There will be a lot of stars available in free agency this summer, even with Durant and Thompson rehabbing. Kemba Walker is the best pick-and-roll guard available. He is coming off the best season of his career, averaging 25.6 points on 43.4 percent shooting, and 5.9 assists per game. But pairing up with him would have some risks for Leonard. Walker is even smaller (6-foot-1 and 184 pounds) than Lowry, he’s nowhere near as good defensively, and he has barely any playoff experience in eight seasons with the Hornets. The upside of that combination is that Kemba is a much better scorer who turned only 29 in May, which means he won’t be the same age that Lowry is now until the end of his next contract should he leave Charlotte. He could sign a five-year supermax contract if he stays with the Hornets, but that would likely mean never playing on a title contender for the rest of his prime. He would at least listen if Kawhi asked him to join him on the Clippers.

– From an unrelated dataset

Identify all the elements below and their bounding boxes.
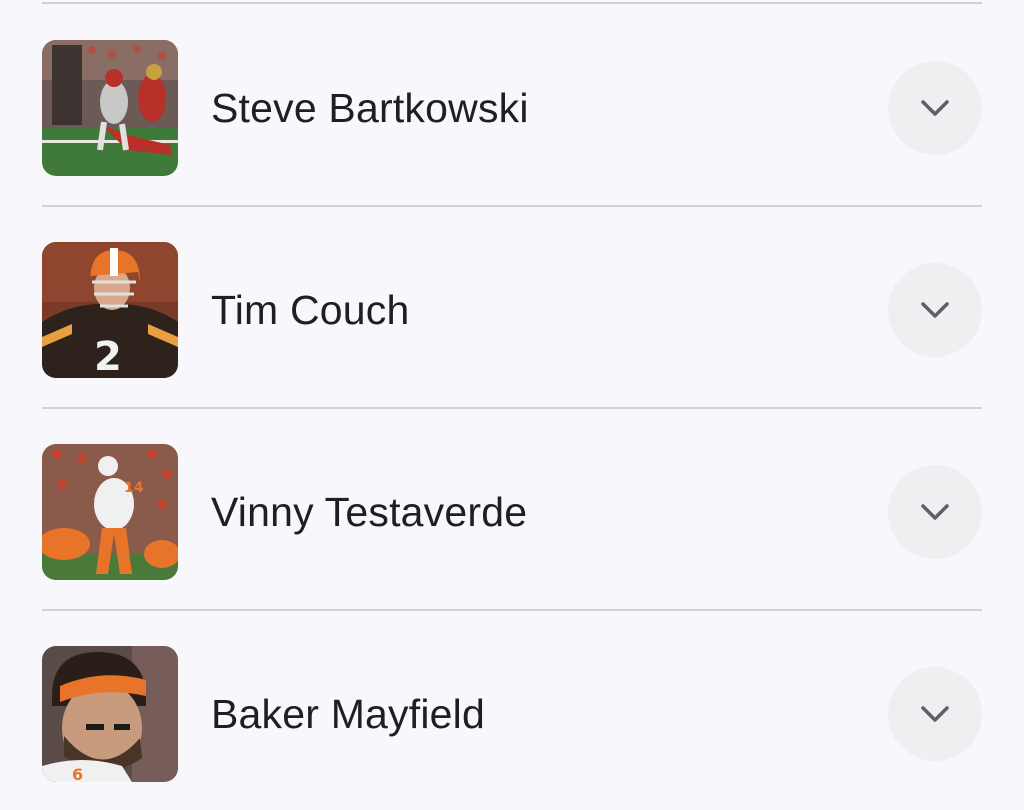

A team with Kawhi and Kemba would be a title contender for the next few seasons, assuming the team could fill out the supporting cast around them. What would turn them into a potential dynasty is rounding out a Big Three with an elite big man. The Clippers are a dark horse in the Anthony Davis sweepstakes, but they have reportedly refused to add Shai Gilgeous-Alexander, a promising rookie point guard with as much potential as any of the young players who have been made available for Davis, into any potential deal. Kawhi could change that with one phone call. It would be the kind of move that could reshape the NBA. A Big Three of Kawhi, AD, and Kemba combines three All-NBA players in the sweet spot of their careers: They are all near the height of their physical powers without anything left to prove individually.

Few players have ever improved as much as Kawhi. He went from a defensive specialist with a shaky jumper to one of the most dominant scorers in NBA history. But all that work on the court is only the beginning. What he does off the court is just as important if he wants to string together multiple championships. LeBron won three titles by building Big Threes around him in Miami and Cleveland. Durant won two after he signed with Golden State, effectively ending LeBron’s run. This offseason is Kawhi’s chance to put his fingerprints on the league. He has two Finals MVPs and two championships at the age of 27. He can make a run at Jordan. Whether he does or not depends on how ambitious he wants to be.